Again the image is slippery in its veracity in all kinds of ways. The gloves, that cushy belly. It’s Todd-smart-funny. And it’s directing the camera back at the viewer. Speaking of which, what is the camera?
The camera in the image is a Contax, but I use a variety of cameras (both digital and film).
Another kind of look back at us with camera: ‘Carrera Lady, Quasi Femme, The Watches’, 2019. Why did you pair that with the surfer with a gash in the exhibition?
‘Carrera Lady, Quasi Femme, The Watches’ is two different images overlaid. The first image is a screenshot of some footage I took of a luxury watch billboard at the Auckland Airport on my camcorder, the brand is TAG Heuer. I really enjoy watch advertisements, they are always really slick and high production. I was also really obsessed with this National Bank ad at the time, which has an image of a ticking clock throughout. It’s high drama and I love it. The second image laid overtop is a naked self-portrait, but my face is obscured by the camera. I liked this idea of literally putting my body up as object of desire, but cropping my face out.
Where my face is obscured in ‘Carrera Lady, Quasi Femme, The Watches’, in ‘NZ Surfer, gash gore of the month (reject)’ I stare straight into the camera, at the viewers. There is tension between the two images and the control one has over their own image; growing up and becoming more aware of the way you market yourself.
The group show you’re in at Christchurch Art Gallery, Uncomfortable Silence, must have been up just a matter of a fortnight when it closed due to Covid-19. And then Auckland Art Fair and Photo 2020 in Melbourne were both physically postponed until next year. But I see you’re in the Auckland Virtual Art Fair.
The work for the Auckland Art Fair is a series of c-type prints (colour darkroom prints). This is the first time I’ve done colour darkroom photography and I really enjoyed the process. These are photographs of car interiors (in the back of Ubers) and women’s hosiery. Accompanying these c-type prints is a work titled ‘teeth grinder’, a digital image sent to me by my dentist.
With several images of an Uber ride, not to mention teeth, there’s a sense of a story there. Your story is implicated. They’re your teeth grinding away. Is there a story in its making? Or do stories come later?

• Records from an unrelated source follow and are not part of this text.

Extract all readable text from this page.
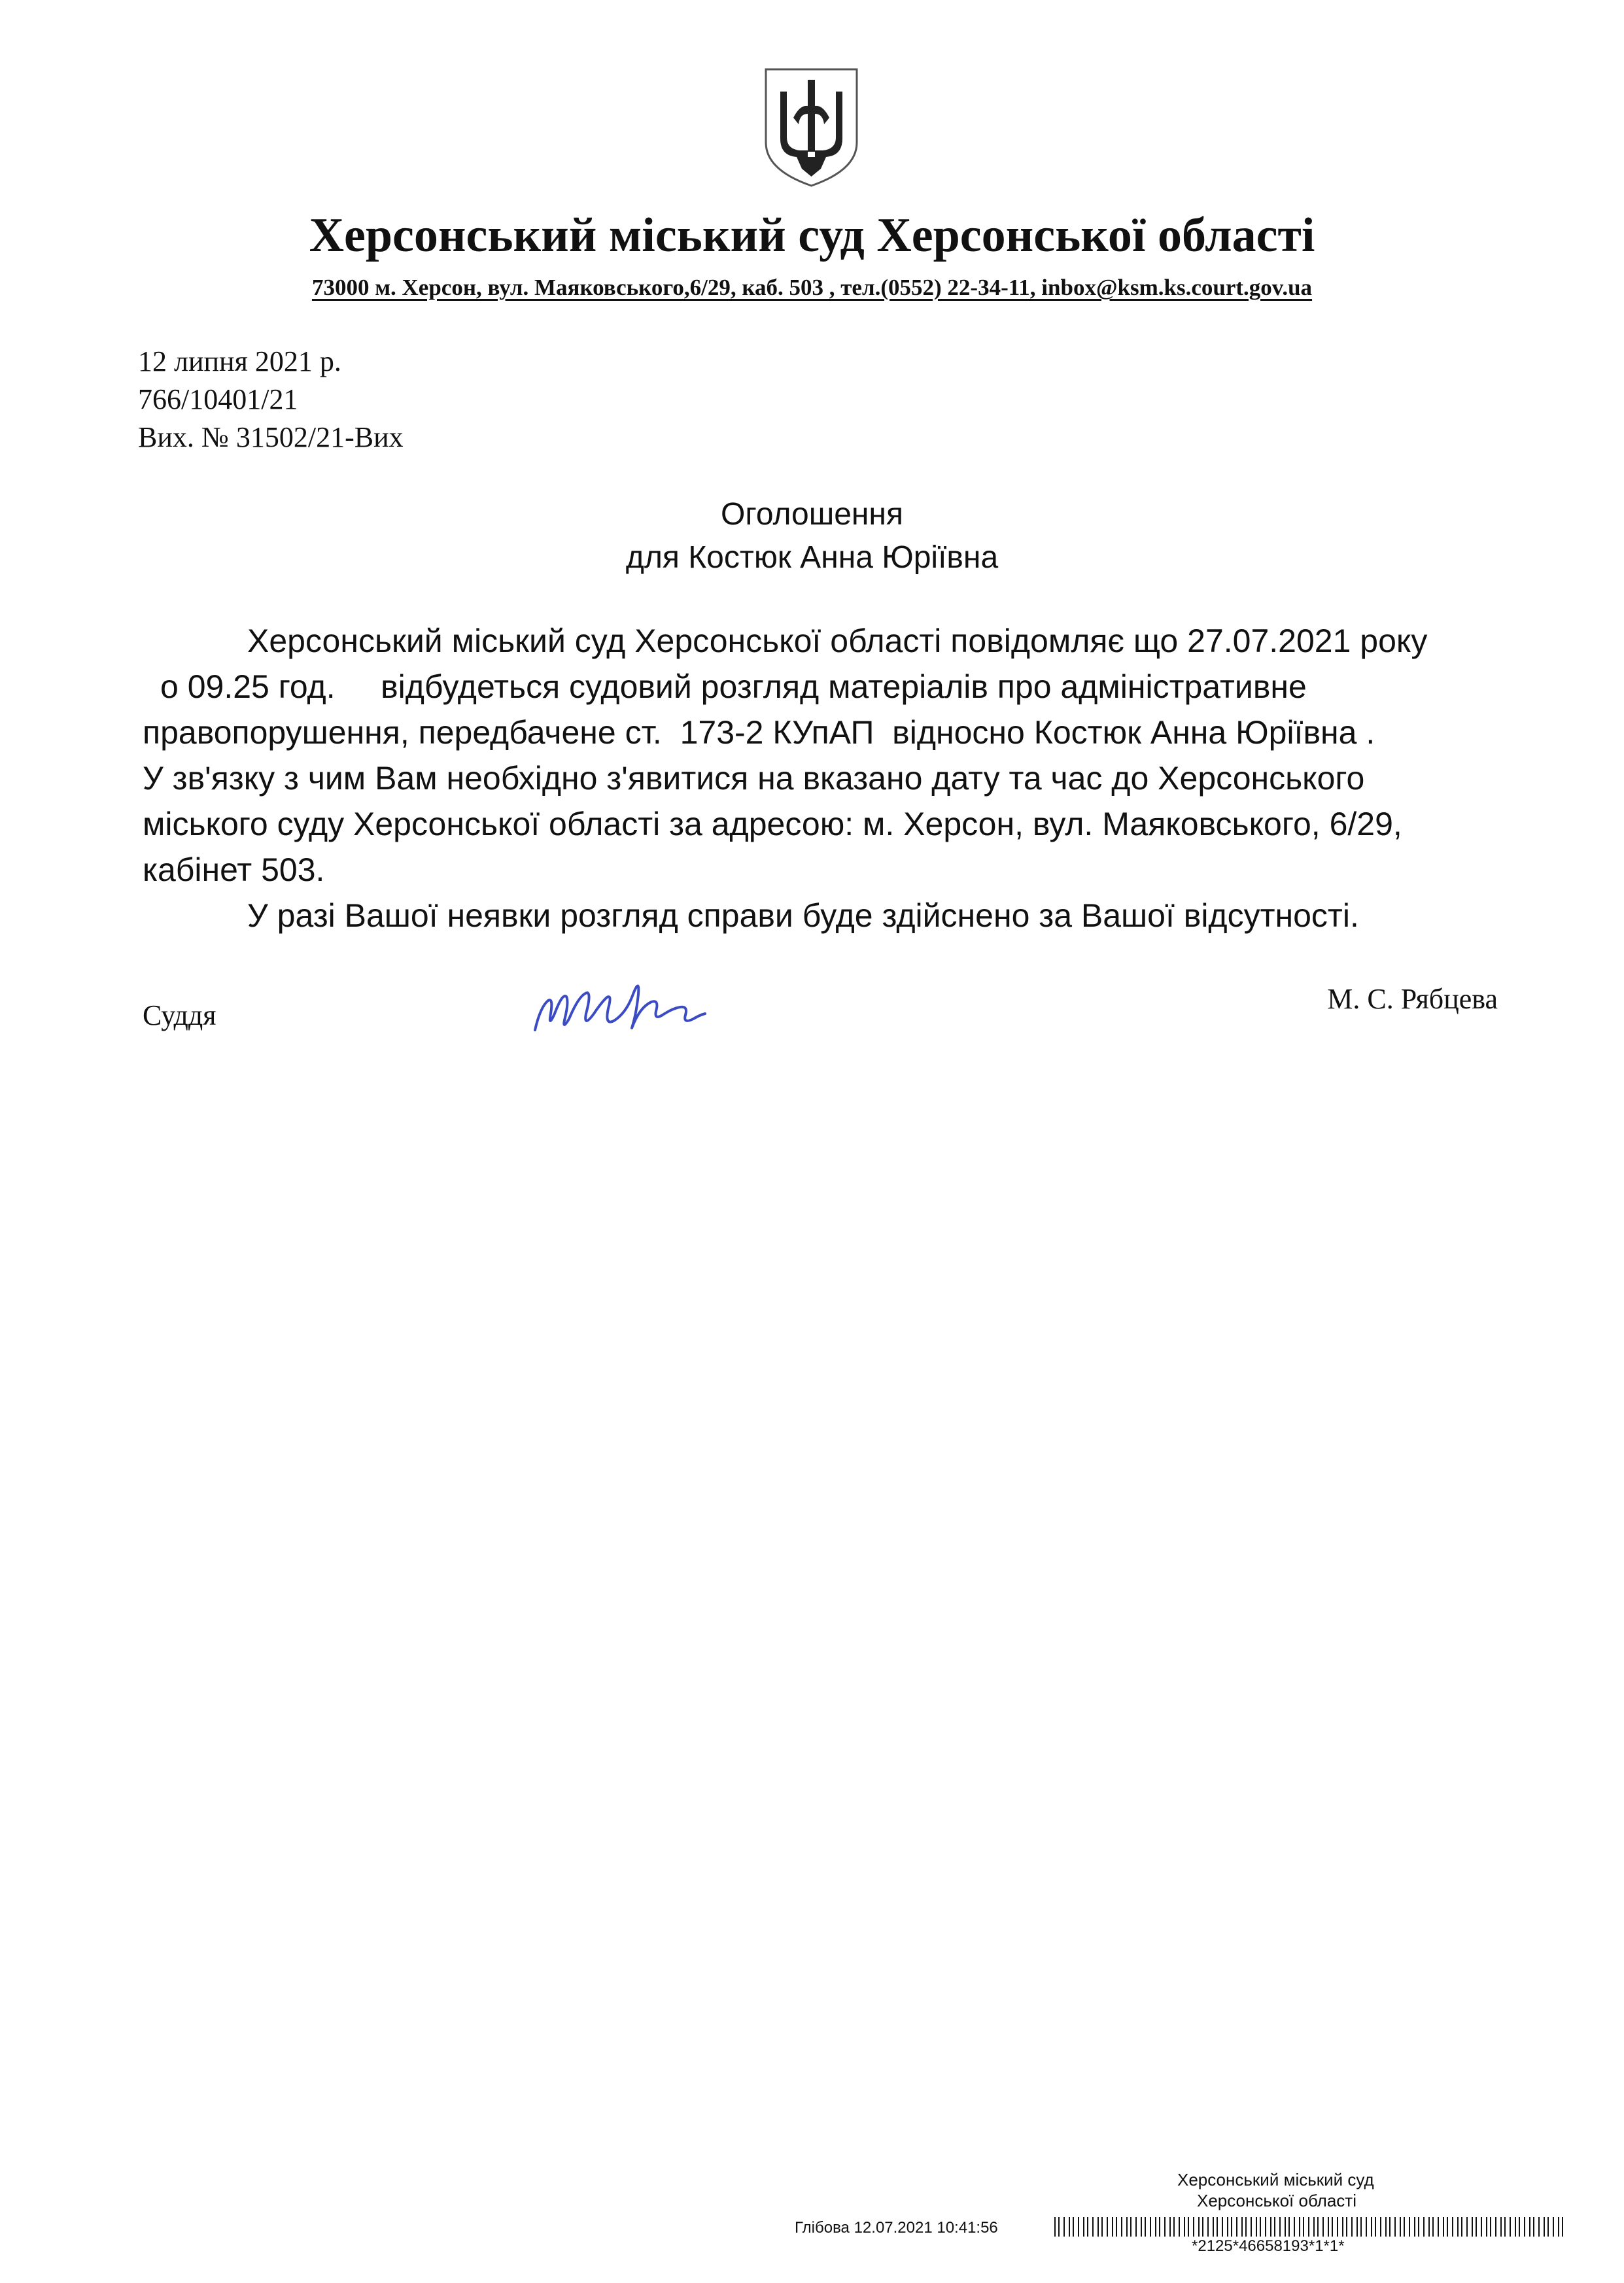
Херсонський міський суд Херсонської області
73000 м. Херсон, вул. Маяковського,6/29, каб. 503 , тел.(0552) 22-34-11, inbox@ksm.ks.court.gov.ua
12 липня 2021 р.
766/10401/21
Вих. № 31502/21-Вих
Оголошення
для Костюк Анна Юріївна
Херсонський міський суд Херсонської області повідомляє що 27.07.2021 року
о 09.25 год.     відбудеться судовий розгляд матеріалів про адміністративне
правопорушення, передбачене ст.  173-2 КУпАП  відносно Костюк Анна Юріївна .
У зв'язку з чим Вам необхідно з'явитися на вказано дату та час до Херсонського
міського суду Херсонської області за адресою: м. Херсон, вул. Маяковського, 6/29,
кабінет 503.
У разі Вашої неявки розгляд справи буде здійснено за Вашої відсутності.
Суддя
М. С. Рябцева
Херсонський міський суд
Херсонської області
Глібова 12.07.2021 10:41:56
*2125*46658193*1*1*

I really enjoy going to the dentist and looking at all of the dental equipment, particularly the little oral camera on the stick that connects to a monitor. Here my use of the teeth image is referencing an anxiety.

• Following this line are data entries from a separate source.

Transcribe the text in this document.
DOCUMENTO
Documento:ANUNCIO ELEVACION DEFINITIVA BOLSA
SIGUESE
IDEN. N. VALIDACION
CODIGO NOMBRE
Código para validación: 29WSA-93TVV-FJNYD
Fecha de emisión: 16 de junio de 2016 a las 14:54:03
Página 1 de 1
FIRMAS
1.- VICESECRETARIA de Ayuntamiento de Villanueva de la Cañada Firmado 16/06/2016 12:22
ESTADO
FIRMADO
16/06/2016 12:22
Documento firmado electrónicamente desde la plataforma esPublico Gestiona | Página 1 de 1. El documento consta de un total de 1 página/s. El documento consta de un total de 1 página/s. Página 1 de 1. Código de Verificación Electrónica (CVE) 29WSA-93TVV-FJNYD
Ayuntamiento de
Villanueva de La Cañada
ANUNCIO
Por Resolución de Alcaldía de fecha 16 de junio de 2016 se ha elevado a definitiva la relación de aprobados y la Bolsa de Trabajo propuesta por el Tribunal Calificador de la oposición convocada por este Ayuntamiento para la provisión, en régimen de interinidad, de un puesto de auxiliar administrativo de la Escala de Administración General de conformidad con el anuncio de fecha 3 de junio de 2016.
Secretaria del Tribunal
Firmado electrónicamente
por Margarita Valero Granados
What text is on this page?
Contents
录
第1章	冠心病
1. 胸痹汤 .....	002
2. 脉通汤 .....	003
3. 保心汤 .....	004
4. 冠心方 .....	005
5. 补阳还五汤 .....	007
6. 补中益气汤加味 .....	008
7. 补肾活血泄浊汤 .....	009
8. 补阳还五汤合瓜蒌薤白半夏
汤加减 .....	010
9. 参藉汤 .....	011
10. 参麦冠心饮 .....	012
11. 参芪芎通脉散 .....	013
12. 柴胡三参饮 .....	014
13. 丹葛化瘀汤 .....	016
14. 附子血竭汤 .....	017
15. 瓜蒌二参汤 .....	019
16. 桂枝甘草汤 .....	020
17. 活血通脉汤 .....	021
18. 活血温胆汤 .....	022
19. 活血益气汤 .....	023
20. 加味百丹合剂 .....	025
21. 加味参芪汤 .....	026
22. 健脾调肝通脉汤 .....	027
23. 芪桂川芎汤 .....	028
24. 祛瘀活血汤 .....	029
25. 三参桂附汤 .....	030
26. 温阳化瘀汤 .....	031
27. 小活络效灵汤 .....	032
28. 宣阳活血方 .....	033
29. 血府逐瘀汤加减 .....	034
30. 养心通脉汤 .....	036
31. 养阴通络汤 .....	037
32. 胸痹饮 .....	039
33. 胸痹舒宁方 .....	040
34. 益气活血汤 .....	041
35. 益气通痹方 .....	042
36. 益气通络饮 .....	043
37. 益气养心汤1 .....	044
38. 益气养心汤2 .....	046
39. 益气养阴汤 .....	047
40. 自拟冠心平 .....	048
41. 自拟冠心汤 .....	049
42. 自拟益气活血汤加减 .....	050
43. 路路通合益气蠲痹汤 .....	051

Storytelling in my work can be intuitive. I will often have three or four different ideas or trains of thought that can seem unrelated at the time of making. The narrative comes to fruition in the installation through different pairings or sequences of images. I like the way a number of different works presented together can create subplots and tensions. I want to keep a reading open, and not close it down too much.
I’m interested in your thoughts on ‘exhibiting’ work online when your juxtapositions are so important. This at a time when Instagram and other platforms have given photography a new focus. Is exhibiting physically important to you or, quite frankly, just where the market is?
Exhibiting in a physical space is and has been really important to me. And while I do have hesitations about having work re-contextualised as an online show, at this moment we are all having to reconsider what we took for granted as normal.
There are plenty of artists who create work with the intention of it existing online and it is nothing new. Last year I created a work for Window Gallery online. I made my first video as it felt appropriate to the context. I’ve always preferred viewing a moving image work online vs the gallery space.
Meg Porteous shows with Mossman Gallery online at the Virtual Art Fair, organised by Auckland Art Fair, 30 April-17 May.